1. SELECT city, SUM(inhabitants) FROM population GROUP BY city
2. SELECT city, SUM(inhabitants) FROM population GROUP BY city ORDER BY city
3. SELECT city, SUM(inhabitants) FROM population GROUP BY city ORDER BY city DESC
Obviously, number one wins: It has no sorting and the others should be nearly the same, because both require sorting but it may be done using an index.
But... did I tell you that I'm running on MySQL? Thats important, because it stops the logic from working. Actually, number one and two have exactly the same speed while number three is significant slower (given enough data to show any difference).
MySQL always adds an implicit ORDER BY to every GROUP BY statement as stated on a secret documentation page:
By default, MySQL sorts all GROUP BY col1, col2, ... queries as if you specified ORDER BY col1, col2, ... in the query as well.

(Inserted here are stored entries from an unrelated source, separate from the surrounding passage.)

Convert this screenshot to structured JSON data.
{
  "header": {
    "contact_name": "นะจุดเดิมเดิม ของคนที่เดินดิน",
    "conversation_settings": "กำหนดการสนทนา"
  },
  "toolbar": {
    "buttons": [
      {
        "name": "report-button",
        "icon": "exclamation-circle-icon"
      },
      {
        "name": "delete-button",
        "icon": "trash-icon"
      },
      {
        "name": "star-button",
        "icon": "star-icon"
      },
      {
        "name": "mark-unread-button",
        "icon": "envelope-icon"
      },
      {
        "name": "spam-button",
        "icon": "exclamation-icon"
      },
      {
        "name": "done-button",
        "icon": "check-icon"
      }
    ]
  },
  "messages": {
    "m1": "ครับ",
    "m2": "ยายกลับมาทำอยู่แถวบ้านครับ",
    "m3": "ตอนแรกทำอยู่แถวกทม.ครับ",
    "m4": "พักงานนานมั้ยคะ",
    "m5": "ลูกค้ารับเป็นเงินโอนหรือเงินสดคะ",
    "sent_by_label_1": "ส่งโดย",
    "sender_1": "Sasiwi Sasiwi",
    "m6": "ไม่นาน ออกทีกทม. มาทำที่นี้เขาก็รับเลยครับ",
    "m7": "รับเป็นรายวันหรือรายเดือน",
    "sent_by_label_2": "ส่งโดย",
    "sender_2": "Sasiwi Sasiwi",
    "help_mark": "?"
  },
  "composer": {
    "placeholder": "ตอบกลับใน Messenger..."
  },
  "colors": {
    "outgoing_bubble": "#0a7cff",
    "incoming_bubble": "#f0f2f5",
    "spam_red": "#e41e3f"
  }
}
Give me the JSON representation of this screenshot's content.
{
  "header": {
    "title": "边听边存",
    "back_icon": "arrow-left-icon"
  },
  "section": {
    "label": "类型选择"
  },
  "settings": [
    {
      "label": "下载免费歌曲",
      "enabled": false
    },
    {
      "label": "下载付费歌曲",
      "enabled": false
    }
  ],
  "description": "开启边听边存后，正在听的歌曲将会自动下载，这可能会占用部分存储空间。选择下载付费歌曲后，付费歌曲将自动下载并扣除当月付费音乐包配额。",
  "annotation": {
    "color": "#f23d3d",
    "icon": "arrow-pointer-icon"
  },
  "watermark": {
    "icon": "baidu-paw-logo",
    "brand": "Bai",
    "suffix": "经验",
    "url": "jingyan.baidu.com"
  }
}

But MySQL is nice when expicit specifying the same columns as GROUP BY and ORDER BY:
If you include an ORDER BY clause explicitly that contains the same column list, MySQL optimizes it away without any speed penalty, although the sorting still occurs.
I was surprised when I recently discovered that GROUP BY some_col ORDER BY NULL part within a query - written by a guy who has been very deep into MySQL for years and within a query which handles a lot of data makeing that little extension really importent to speed up things.
SELECT city, SUM(inhabitants) FROM population GROUP BY city ORDER BY NULL
Always using ORDER BY NULL unless the application requires the data to be sorted will decrease the processing time, but why is number three the slowest? It should be as fast as the others. Well, it should, but there is another MySQL rule which - I think - is unknown to most users:
MySQL cannot use indexes to resolve the ORDER BY, although it still uses indexes to find the rows that match the WHERE clause [...] (if) you have different ORDER BY and GROUP BY expressions.
Number three's sorting can't use any index and thus will be slower than the others.
I thought about adding an explicit ORDER BY to every statement using GROUP BY from now on to clearly show that this query is sorted (or not, if it's a ORDER BY NULL), but doing so would also introduce some drawbacks. Every developer walking through this code would see, that the query is sorted. What if some change request requires other or additional sorting? One might accidently change the ORDER BY arguments and introduce an additional result sort - slowing down everything. Using a ORM might help, but I wonder if DBIx::Class and others insert ORDER BY NULL unless sorting is requested.